Patience is a virtue that is rapidly getting extinct within us. Everything digital has trained us to expect everything instant. You want to read, watch, listen to, learn, earn? There’s an app for that.

We were ruined, further, by the advances in efficient service distribution at scale. You need things delivered - there’s a service for that. Groceries? Yeah, those are covered. Food? Cab? Stationery? Yep, we got those covered too.

Services would reach you earlier after a week or more, if at all they could reach you. It became days. One day was a stretch goal that was soon met for many. And next was hours. For many services, it is minutes now. 30 minutes or free.

We have all been ruined by this promise of instant”. A detour of 15 minutes before the food is delivered is worthy of a lengthy rant at the service provider now. A delay of a day before one’s headphone is delivered is intolerable.

Days of patiently waiting for things we need, we want have long been lost.

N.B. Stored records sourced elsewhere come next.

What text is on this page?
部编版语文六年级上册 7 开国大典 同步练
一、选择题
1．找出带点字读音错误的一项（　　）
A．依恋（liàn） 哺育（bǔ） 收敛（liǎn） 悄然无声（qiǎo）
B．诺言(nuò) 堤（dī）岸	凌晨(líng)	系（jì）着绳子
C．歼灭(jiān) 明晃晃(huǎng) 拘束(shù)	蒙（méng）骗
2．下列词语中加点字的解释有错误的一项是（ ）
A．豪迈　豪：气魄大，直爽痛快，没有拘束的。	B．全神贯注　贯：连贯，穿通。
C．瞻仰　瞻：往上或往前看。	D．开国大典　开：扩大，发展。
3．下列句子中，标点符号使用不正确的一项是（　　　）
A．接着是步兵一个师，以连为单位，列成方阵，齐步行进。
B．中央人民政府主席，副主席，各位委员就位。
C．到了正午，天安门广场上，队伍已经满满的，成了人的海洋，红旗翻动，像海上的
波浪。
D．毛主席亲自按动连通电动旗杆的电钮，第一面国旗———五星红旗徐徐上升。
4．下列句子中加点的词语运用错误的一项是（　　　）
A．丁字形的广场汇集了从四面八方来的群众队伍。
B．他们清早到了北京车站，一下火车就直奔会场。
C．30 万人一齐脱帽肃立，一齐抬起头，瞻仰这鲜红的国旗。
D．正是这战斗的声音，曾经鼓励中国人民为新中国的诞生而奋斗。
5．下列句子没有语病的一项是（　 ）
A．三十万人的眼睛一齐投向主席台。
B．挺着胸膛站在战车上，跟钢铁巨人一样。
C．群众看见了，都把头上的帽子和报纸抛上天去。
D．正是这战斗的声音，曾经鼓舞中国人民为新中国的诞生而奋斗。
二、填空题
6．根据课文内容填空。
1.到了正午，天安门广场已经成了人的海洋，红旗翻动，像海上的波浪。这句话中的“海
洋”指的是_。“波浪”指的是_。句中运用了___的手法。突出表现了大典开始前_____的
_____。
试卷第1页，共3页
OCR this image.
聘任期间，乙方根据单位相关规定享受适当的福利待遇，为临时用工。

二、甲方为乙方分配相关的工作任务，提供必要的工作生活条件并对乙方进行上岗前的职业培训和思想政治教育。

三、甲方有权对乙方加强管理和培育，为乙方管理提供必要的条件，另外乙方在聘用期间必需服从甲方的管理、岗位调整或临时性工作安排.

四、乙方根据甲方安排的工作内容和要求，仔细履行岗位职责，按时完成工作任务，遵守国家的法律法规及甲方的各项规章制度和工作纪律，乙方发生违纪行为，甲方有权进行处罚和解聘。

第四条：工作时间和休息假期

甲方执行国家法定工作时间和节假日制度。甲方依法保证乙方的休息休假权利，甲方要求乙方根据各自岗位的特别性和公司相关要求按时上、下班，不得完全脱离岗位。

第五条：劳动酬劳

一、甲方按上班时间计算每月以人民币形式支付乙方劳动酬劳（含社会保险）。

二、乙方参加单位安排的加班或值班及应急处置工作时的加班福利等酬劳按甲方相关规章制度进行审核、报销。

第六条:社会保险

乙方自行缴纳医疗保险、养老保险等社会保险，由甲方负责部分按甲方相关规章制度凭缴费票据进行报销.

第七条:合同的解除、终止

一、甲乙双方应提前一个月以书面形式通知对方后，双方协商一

We are ruined by our lack of patience.


Martin Weigert has an interesting take on this - this is what he wrote while sharing this essay as part if his weekly newsletter at Meshed Soceity.

(…) there are at least 2 types of patience: Waiting for the pay offs of one’s work (whether on oneself or external projects), and waiting for things one needs. I consider the first type a virtue. The latter type however, seems to be mostly a mental hack to make a virtue out of necessity. Have to wait for 4 hours to get your 5 minutes at the doctor? Be patient! Have to wait one week to get the thing you bought online? Be patient! Have to wait one day until your bank transfer has been processed? Be patient! In these cases, there is nothing inherently virtuous or positive in waiting.

I do not disagree with any part of this. And I was indeed focused on the second type that he talked about because that’s primary what he face more often and so is what that tests us the most. It is important that we do not lose our sanity if things do go wrong while we wait for things and have to wait longer.